I am testing the rendering of extremely large 3d meshes, and I am currently testing on an iPhone 5 (I also have an iPad 3).
I have here two screenshots of Instruments with a profiling run. The first one is rendering a 1.3M vertex mesh, and the second is rendering a 2.1M vertex mesh.
The blue histogram-bar at the top shows CPU load, and it can be seen that for the first mesh is hovering at around ~10% CPU load so the GPU is doing most of the heavy lifting. The mesh is very detailed and my point-light-with-specular shader makes it look quite impressive if I say so myself, as it is able to render consistently above 20 frames per second. Oh, and 4x MSAA is enabled as well!
However, once I step up to a 2 million+ vertex mesh, everything goes to crap as we see here a massive CPU bound situation, and all instruments report 1 frame per second performance.
So, it's pretty clear that somewhere between these two assets (and I will admit that they are both tremendously large meshes to be loading in under one single VBO), whether it is the vertex buffer size or the index buffer size that is over the limit, some limit is being surpassed by the 2megavertex (462K tris) mesh.
So, the question is, what is this limit, and how can I query it? It would really be very preferable if I can have some reasonable assurance that my app will function well without exhaustively testing every device.

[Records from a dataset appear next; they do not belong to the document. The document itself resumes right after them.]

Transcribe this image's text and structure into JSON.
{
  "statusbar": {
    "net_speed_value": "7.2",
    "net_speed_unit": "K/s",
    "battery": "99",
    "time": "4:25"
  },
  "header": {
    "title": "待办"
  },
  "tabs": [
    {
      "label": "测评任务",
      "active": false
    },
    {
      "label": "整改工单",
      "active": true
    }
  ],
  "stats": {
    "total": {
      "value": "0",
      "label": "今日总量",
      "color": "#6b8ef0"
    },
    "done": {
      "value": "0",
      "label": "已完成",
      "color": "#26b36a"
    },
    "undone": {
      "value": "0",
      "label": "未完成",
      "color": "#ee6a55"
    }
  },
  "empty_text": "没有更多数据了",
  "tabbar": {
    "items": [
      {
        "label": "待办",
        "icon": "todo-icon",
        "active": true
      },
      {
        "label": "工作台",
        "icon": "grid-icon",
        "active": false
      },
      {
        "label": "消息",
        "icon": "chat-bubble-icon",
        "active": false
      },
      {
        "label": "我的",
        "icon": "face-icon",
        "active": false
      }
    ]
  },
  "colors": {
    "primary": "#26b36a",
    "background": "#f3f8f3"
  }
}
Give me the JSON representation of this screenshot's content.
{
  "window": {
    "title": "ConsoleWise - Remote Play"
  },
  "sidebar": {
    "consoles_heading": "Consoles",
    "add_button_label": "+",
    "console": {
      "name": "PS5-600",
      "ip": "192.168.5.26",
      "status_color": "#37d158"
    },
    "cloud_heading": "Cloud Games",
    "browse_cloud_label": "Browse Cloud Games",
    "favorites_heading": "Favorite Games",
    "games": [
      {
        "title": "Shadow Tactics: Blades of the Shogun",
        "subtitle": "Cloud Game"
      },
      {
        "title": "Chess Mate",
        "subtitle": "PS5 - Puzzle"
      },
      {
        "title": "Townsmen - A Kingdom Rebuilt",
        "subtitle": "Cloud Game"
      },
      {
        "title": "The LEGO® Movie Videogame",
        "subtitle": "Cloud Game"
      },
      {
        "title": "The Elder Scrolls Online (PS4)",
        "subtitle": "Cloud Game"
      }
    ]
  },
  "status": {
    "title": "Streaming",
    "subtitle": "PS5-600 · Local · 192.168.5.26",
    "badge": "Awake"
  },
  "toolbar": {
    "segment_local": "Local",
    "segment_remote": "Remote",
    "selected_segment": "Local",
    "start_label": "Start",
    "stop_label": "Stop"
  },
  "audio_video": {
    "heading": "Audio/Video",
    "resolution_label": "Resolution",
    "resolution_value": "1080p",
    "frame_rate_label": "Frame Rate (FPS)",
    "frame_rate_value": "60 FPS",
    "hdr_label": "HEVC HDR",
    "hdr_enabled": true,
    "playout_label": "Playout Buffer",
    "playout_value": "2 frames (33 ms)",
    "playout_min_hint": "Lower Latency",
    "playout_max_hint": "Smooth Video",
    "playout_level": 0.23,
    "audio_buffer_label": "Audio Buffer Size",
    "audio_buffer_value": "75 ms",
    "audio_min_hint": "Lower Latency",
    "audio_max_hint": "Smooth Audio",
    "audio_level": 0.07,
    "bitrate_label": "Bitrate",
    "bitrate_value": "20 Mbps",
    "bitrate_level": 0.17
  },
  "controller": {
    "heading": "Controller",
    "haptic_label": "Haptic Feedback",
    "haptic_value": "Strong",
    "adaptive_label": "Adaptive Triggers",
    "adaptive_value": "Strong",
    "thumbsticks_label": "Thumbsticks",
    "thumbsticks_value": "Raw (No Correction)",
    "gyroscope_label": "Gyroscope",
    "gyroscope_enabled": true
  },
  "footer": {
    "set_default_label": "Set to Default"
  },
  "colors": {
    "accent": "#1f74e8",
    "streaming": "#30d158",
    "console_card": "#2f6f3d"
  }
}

I also see an alternative approach to this problem, which is to stick to a known good VBO size limit (I have read about 4MB being a good limit), and basically just have the CPU work a little bit harder if the mesh being rendered is monstrous. With a 100MB VBO, having it in 4MB chunks (segmenting the mesh into 25 draw calls) does not really sound that bad.
But, I'm still curious. How can I check the max size, in order to work around the CPU fallback? Could I be running into an out of memory condition, and Apple is simply applying a CPU based workaround (oh LORD have mercy, 2 million vertices in immediate mode...)?